For multicore custom targets, use the DataflowThreadingImplementation parameter to select POSIX threads (Pthreads) or OpenMP threading implementation for multicore custom targets using dataflow domain. The parameter takes the values off, OpenMP, or Pthreads. By default, the parameter is set to Off which means that dataflow generates single core code (not multiple threads).

set_param(myModel, 'DataflowThreadingImplementation','off')

For information about customizing system target files, see Customize System Target Files (Embedded Coder).

If your system contains blocks that do not support multithreaded execution, the generated code is single-threaded.

To build the model and generate code, press Ctrl+B.

In the generated code, you can observe calls to the threading API and the pipeline delays that were inserted into the model to create more concurrency.

The following example shows that there are two thread functions generated by dataflow subsystem, ex_staple_counting_ThreadFcn0 and ex_staple_counting_ThreadFcn1, which are executed using OpenMP sections.

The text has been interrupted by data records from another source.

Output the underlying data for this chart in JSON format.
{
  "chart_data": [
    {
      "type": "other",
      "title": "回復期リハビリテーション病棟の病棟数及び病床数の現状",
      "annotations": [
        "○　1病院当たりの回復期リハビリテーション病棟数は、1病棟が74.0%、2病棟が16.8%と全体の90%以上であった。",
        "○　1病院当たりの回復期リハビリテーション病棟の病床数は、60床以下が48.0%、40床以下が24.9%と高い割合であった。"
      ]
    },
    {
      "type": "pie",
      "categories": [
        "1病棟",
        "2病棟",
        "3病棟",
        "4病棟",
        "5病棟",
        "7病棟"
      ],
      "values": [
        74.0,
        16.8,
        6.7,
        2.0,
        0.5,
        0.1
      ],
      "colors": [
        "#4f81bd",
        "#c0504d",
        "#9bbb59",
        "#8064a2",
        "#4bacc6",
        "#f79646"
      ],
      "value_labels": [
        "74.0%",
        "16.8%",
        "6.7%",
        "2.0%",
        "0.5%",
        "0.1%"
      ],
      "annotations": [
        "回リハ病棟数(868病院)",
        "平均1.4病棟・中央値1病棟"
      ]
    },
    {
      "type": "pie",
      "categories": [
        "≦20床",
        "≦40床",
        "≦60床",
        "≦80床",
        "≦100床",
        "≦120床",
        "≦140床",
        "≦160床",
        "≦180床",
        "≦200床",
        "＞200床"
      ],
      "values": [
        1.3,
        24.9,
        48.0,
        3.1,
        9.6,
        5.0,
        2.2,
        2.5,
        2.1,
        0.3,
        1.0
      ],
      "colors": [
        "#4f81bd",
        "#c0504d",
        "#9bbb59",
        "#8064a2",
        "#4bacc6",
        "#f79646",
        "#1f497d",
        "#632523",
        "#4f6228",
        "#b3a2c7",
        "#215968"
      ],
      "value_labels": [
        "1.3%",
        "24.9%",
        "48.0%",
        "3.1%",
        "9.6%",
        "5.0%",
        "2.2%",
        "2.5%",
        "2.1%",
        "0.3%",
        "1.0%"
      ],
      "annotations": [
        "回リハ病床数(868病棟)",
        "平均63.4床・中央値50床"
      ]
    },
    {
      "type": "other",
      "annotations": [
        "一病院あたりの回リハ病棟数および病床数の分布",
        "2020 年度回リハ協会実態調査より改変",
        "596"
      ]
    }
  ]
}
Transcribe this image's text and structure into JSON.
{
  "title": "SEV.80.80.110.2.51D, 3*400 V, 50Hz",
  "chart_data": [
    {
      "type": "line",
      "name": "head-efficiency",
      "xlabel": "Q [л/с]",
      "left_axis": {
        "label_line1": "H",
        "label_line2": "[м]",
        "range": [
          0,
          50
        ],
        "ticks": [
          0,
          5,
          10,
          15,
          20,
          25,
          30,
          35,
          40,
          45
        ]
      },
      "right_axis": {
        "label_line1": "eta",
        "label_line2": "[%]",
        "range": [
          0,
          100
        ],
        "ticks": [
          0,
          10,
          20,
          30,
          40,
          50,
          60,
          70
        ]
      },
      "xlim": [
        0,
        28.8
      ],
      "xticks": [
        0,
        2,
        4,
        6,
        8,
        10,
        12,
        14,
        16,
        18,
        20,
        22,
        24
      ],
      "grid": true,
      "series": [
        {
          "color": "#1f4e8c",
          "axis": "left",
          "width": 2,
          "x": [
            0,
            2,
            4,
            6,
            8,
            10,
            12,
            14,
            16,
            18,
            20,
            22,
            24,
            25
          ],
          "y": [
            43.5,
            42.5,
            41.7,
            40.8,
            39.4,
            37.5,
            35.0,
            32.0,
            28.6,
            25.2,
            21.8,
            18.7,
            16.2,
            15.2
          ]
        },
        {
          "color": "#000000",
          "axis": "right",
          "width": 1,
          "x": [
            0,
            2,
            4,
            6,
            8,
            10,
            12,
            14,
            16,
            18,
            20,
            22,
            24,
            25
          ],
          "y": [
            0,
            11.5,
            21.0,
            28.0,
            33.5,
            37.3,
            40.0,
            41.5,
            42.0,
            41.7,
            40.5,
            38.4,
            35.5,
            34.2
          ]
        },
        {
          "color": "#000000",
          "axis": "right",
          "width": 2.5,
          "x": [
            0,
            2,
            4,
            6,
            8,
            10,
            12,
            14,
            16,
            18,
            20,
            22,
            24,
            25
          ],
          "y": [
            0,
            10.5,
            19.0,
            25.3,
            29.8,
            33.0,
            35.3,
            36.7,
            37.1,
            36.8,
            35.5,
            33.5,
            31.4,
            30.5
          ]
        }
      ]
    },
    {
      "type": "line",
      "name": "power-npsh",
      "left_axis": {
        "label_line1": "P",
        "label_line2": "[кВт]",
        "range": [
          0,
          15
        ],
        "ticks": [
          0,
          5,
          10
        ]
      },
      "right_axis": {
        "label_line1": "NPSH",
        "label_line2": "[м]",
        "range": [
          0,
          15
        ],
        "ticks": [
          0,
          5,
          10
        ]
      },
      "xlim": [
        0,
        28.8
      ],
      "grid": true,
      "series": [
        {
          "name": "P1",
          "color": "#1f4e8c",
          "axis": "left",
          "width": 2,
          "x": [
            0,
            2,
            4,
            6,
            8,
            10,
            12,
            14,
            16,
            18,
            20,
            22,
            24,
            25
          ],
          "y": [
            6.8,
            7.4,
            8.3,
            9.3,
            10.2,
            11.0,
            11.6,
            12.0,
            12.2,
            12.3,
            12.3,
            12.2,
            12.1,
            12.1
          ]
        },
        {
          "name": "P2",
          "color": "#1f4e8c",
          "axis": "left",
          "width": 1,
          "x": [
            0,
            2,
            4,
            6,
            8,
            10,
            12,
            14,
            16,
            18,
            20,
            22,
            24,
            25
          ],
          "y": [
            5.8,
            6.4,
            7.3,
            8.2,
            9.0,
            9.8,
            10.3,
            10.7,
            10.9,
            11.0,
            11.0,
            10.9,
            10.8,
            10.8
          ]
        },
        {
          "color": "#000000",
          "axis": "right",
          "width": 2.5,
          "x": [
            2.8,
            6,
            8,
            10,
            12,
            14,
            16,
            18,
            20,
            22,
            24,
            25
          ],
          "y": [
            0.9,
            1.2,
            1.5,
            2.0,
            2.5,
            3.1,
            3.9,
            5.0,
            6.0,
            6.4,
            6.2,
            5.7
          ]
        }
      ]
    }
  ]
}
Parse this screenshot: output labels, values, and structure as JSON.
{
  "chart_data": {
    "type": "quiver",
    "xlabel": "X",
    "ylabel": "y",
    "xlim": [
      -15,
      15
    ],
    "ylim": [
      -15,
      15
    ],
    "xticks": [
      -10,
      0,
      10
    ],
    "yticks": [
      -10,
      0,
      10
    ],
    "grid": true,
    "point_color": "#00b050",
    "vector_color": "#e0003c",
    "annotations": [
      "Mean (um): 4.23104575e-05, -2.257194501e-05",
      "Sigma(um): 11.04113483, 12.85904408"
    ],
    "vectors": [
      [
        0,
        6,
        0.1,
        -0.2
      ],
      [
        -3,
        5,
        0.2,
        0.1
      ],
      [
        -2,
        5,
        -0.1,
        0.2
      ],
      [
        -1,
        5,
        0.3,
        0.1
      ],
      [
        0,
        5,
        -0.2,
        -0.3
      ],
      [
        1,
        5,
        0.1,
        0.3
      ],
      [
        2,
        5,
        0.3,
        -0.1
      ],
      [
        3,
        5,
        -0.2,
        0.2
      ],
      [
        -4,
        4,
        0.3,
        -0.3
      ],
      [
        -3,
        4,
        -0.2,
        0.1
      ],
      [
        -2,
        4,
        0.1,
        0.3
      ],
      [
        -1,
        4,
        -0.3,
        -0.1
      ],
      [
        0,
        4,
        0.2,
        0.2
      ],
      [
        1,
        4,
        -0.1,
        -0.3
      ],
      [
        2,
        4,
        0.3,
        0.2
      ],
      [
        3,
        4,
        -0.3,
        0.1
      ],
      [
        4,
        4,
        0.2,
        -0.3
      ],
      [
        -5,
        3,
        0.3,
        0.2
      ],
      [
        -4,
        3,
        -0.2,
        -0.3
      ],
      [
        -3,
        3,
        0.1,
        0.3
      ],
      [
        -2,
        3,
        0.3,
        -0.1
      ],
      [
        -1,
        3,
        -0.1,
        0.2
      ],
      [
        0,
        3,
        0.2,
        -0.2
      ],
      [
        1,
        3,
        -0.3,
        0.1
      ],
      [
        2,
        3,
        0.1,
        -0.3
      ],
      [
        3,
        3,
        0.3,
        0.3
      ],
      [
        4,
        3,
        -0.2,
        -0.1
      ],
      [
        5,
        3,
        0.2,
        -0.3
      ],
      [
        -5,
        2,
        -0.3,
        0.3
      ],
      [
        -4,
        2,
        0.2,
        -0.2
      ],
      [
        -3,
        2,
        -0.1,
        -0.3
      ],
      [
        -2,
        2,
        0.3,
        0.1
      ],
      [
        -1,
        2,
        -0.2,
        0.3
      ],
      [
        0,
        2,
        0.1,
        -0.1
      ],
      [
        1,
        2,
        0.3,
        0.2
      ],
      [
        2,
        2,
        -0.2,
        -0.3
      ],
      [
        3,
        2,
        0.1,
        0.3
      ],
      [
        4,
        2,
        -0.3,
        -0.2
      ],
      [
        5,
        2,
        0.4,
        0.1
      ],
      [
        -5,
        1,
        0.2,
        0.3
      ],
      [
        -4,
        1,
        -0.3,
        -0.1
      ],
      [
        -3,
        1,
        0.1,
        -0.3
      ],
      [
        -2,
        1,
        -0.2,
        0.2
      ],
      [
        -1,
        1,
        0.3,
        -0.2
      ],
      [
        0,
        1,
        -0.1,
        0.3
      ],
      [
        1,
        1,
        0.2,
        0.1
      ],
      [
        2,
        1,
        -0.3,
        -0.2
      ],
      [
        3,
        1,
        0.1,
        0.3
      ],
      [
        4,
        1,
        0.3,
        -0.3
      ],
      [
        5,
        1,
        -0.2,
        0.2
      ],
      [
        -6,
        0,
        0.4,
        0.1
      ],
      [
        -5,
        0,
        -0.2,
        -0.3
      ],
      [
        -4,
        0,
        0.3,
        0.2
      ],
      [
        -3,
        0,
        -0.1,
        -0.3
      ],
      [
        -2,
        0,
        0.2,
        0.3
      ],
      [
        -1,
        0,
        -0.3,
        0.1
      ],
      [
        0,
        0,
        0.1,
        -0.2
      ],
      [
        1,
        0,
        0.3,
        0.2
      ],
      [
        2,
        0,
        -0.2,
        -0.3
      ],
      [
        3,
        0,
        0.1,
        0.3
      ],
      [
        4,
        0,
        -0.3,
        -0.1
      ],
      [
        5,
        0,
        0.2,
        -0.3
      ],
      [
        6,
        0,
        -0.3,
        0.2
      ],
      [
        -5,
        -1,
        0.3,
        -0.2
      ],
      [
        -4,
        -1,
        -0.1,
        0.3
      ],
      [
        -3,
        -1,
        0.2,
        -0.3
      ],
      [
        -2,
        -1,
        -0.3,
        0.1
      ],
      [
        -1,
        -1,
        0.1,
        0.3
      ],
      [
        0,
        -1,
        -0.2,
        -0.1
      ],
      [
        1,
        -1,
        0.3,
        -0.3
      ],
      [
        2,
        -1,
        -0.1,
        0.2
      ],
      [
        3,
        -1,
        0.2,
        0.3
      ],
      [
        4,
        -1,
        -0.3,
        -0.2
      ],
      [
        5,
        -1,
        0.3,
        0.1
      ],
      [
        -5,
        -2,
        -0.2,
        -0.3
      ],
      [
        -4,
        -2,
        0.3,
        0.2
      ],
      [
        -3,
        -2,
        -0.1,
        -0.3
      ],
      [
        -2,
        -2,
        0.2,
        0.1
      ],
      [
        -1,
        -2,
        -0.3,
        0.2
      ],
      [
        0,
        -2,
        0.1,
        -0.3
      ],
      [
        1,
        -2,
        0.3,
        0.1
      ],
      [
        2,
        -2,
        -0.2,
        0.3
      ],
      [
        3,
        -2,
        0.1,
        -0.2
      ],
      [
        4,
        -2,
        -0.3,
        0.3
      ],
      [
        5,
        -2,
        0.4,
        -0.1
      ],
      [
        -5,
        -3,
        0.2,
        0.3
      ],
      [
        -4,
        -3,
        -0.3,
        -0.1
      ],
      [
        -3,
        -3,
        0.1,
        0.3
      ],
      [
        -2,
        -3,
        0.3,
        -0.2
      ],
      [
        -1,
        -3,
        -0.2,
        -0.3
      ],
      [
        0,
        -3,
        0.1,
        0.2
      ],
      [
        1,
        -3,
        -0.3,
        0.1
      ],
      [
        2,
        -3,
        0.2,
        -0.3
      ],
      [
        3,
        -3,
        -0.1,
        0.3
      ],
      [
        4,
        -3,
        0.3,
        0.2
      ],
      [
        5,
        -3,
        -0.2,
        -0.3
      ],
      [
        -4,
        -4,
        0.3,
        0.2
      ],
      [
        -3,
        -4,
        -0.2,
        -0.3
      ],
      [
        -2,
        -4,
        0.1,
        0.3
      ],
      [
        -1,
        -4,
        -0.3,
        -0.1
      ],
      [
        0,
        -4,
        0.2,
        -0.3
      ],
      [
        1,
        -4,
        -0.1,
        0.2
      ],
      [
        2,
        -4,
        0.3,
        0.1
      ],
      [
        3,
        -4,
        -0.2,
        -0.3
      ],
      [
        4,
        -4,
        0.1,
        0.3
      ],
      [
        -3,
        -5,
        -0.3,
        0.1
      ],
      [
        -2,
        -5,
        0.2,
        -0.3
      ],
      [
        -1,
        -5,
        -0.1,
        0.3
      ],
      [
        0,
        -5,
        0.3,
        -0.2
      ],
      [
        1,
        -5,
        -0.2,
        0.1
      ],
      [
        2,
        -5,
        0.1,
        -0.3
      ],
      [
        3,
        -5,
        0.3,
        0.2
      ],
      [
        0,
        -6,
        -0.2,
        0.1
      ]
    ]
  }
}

These functions are part of the dataflow_subsystem_output/step() function.

static void ex_staple_counting_ThreadFcn0(void)
 	{
 	  ...

	  if (pipeStage_Concurrent0 >= 2) {
	    /* Delay: '<S3>/TmpDelayBufferAtDraw Markers1Inport1' */
	    memcpy(&ex_staple_counting_B.TmpDelayBufferAtDrawMarkers1I_i[0],
	           &ex_staple_counting_DW.TmpDelayBufferAtDrawMarkers1I_i[0], 202176U *
	           sizeof(real32_T));
	
	    /* Delay: '<S3>/TmpDelayBufferAtDraw Markers1Inport2' */
	    line_idx_1 = (int32_T)ex_staple_counting_DW.CircBufIdx * 100;
	    memcpy(&ex_staple_counting_B.TmpDelayBufferAtDrawMarkers1Inp[0],
	           &ex_staple_counting_DW.TmpDelayBufferAtDrawMarkers1Inp[line_idx_1],
	           100U * sizeof(real_T));
...
        }

void ex_staple_counting_Concurrent0(void)
	{
...
	
	#pragma omp parallel num_threads(3)
	
	  {
	#pragma omp sections
	
	    {
	
	#pragma omp section
	
	      {
	        ex_staple_counting_ThreadFcn0();
	      }
	
	#pragma omp section
	
	      {
	        ex_staple_counting_ThreadFcn1();
	      }
	
	#pragma omp section
	
	      {
	        ex_staple_counting_ThreadFcn2();
	      }
	    }
	  }